If driven by hunger long enough – about the only thing that will drive a coyote into your backyard and attack – a coyote will eventually attack a human.
That doesn’t mean we necessarily must fear the animal but why not educate people about this creature with truth and facts instead of some romantic nonsense of how humans and wild animals can live together in perfect harmony?
There is one other issue I would like to address briefly. In this article, there was mention of seeing coyotes of odd or unusual colors, i.e. “snow-white coloring” and “including a black one.” This is more than likely the result of cross-breeding. Yesterday I was reading an article about coyotes in which a so-called expert said that cross breeding by coyotes was an extremely rare thing. It’s not so rare as most might think and the problem is getting worse.
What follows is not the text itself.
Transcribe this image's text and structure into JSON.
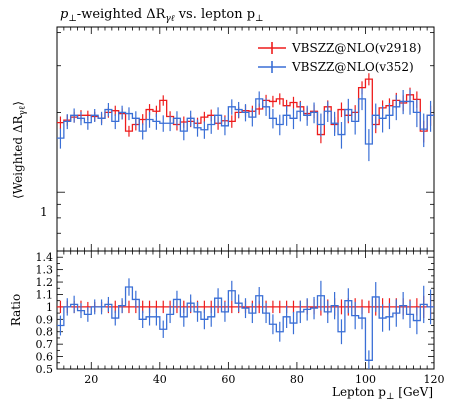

We do know that in Maine most “coyotes” are actually a hybrid mix of an eastern coyotes, wolf and domestic dog. There is scientific evidence to support this. It should be also noted that with the increased presence of coyotes in human-settled landscapes, the odds of hybridization or cross-breeding goe up.
If these romance biologists and promoters of propaganda fantasies are really so much in love with their coyote friends, why aren’t they concerned with the preservation of the species? Cross-breeding will destroy the coyote species. Do we really want a forest and fields full of packs of unpredictable mongrel wild dogs?
This hybridization has other repercussions few know about or care about and they should. An actual coyote has characteristics that are held and passed down from one generation of coyote to the next. With hybridization, those characteristics change and are lost. Over time what some of us learned and understood about the behavior of the coyotes changed because of the increase in the number of coyotes forced onto human-settled landscapes. This is an important reason to encourage coyote control of numbers. Keep coyotes in the wild where they belong not in our backyards.
The truth is, I’m not sure that we can accurately predict what these so-called coyotes are going to do anymore.